Tuesday, July 17, 2007

Sherri's Helpful Hints





Gardening Tips

Making Compost

A compost pile can be started in sun or shade at any time of the year. Good ingredients include leaves, hay, grass clippings, tree trimmings, food scraps, bark, sawdust, rice hulls, weeds, nut hulls and animal manure. Mix the ingredients together in a container of wood, hay bales, hog wire, concrete blocks or simply pile the material on the ground. The best mixture is 75-80% vegetative matter and 20-25% animal waste, although any mix will compost. The ingredients should be a mix of coarse and fine-textured material. Avoid having all the pieces of material the same size since the variety of sizes will help air to move through the pile. Oxygen is a critical ingredient. Turn the pile at least once a month; more often speeds up the process. Keep the pile moist, roughly the moisture of a squeezed-out sponge, to help the living microorganisms thrive and work their magic. Compost is ready to use when the ingredients are no longer identifiable. The color will be dark brown, the texture soft and crumbly and the aroma that of a forest floor. Use compost in all bed preparation and as a high quality mulch around annuals and perennials.

Mulch

The best mulch for any site anywhere is recycles plant material (leaves, twigs, spent plants, buds, bark, flowers and other plant debris) that grew on your property. That's the natural way it is done in the forest and on the prairie. The second best choice is purchased shredded native cedar. Third in line is shredded hardwood bark. Then there is a group in the middle that includes cypress which is not high on my list because it does break down well. We want the mulch to break down. That's what creates the true natural food for feeding microbes and plant roots. Pine needles make a good mulch but look a little out of place when use on property where no pines are growing. Lava gravel makes a good mulch and has the extra benefit of keeping squirrels and cats out. Looking more harsh than organic mulches and not breaking down into humus are the negative points. I'm not at all a fan of shredded rubber products, dyed wood or pine bark. It's interesting that the most popular mulch material, pine bark, is not very
good. First, it won't stay in place - washes and blows away. What does stay breaks down into a mucky material that does help plant growth.

Nature doesn't allow bare soil and neither should we. For shrubs, trees and ground covers use at least 1" of compost and 3" of shredded native tree trimmings or shredded hardwood bark. Mulch vegetable gardens with 8" of partially completed compost or alfalfa hay. Mulch preserves moisture, eliminates weeds and keeps the soil surface cooler which benefits earthworms, microorganisms and plant roots.

Mosquito Control Recommendations

Mosquitoes can be controlled and it doesn't have to be dangerous. The effective and non-toxic site management program for mosquito control that I recommend is as follows:

1. Empty standing water where possible. Even small containers such as pot saucers, old tires, soda bottles and cans hold enough water for mosquito breeding.
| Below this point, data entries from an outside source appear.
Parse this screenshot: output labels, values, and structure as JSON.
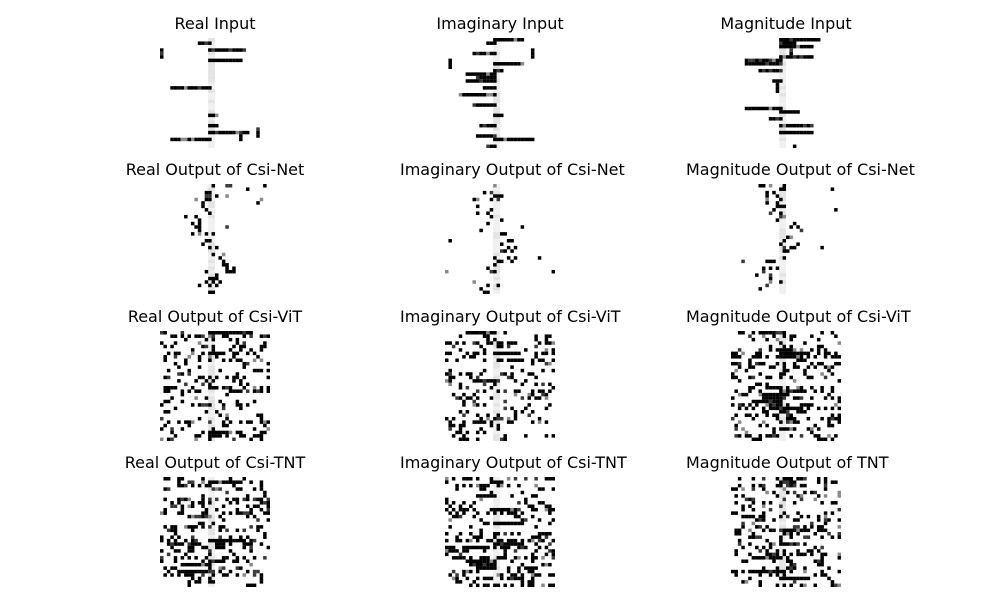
{
  "figure": {
    "background": "#ffffff",
    "colormap": "gray (black = high, white = low)",
    "layout": "4 rows x 3 columns",
    "columns": [
      "Real",
      "Imaginary",
      "Magnitude"
    ]
  },
  "chart_data": [
    {
      "type": "heatmap",
      "title": "Real Input",
      "seed": 11,
      "profile": "input",
      "grid": 32
    },
    {
      "type": "heatmap",
      "title": "Imaginary Input",
      "seed": 12,
      "profile": "input",
      "grid": 32
    },
    {
      "type": "heatmap",
      "title": "Magnitude Input",
      "seed": 13,
      "profile": "input",
      "grid": 32
    },
    {
      "type": "heatmap",
      "title": "Real Output of Csi-Net",
      "seed": 21,
      "profile": "sparse",
      "grid": 32
    },
    {
      "type": "heatmap",
      "title": "Imaginary Output of Csi-Net",
      "seed": 22,
      "profile": "sparse",
      "grid": 32
    },
    {
      "type": "heatmap",
      "title": "Magnitude Output of Csi-Net",
      "seed": 23,
      "profile": "sparse",
      "grid": 32
    },
    {
      "type": "heatmap",
      "title": "Real Output of Csi-ViT",
      "seed": 31,
      "profile": "dense",
      "grid": 32
    },
    {
      "type": "heatmap",
      "title": "Imaginary Output of Csi-ViT",
      "seed": 32,
      "profile": "dense",
      "grid": 32
    },
    {
      "type": "heatmap",
      "title": "Magnitude Output of Csi-ViT",
      "seed": 33,
      "profile": "dense",
      "grid": 32
    },
    {
      "type": "heatmap",
      "title": "Real Output of Csi-TNT",
      "seed": 41,
      "profile": "dense",
      "grid": 32
    },
    {
      "type": "heatmap",
      "title": "Imaginary Output of Csi-TNT",
      "seed": 42,
      "profile": "dense",
      "grid": 32
    },
    {
      "type": "heatmap",
      "title": "Magnitude Output of TNT",
      "seed": 43,
      "profile": "dense",
      "grid": 32
    }
  ]
}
2. Treat water that cannot be emptied with gambusia fish or (Bti - Bacillus thuringiensis ‘Israelensis’) products such as Bactimos Briquettes or Mosquito Dunks.

3. Homeowners can spray to kill adult mosquitoes with plant oil pesticides such as Bioganics and Eco-EXEMPT. Garlic sprays work well to repel the insects for up to 30 days. Even better, broadcast dry minced garlic to the site at 2 - 5 lbs. per 1000 sq. ft. Dr. T’s Mosquito Repellent is another good dry product.

4. Use organic landscape management to encourage birds, bats, fish, dragonflies and other beneficial insects.

5. Use skin repellents that contain natural repellent herbs such as aloe vera, eucalyptus, tea tree oil, lavender, vanilla, citronella and other helpful herbs. The Center for Disease Control now recommends lemon eucalyptus. DEET products should not be used, especially on children – as is stated on the label.

Nature's Weed Controls

A tip for gardeners especially in the orchard is to grow fescue and rye. Grow one crop only and kill it back with the vinegar herbicide mix. These cool season grasses give off their own allelopathic “herbicides” without hurting the crops. Michigan State has worked with rotations of ryegrass and sorghum for weed control in the vegetable g garden. Vinegar herbicide again is used to kill it down before the vegetable planting. Rye helps greatly with early season ragweed and common lambsquarters.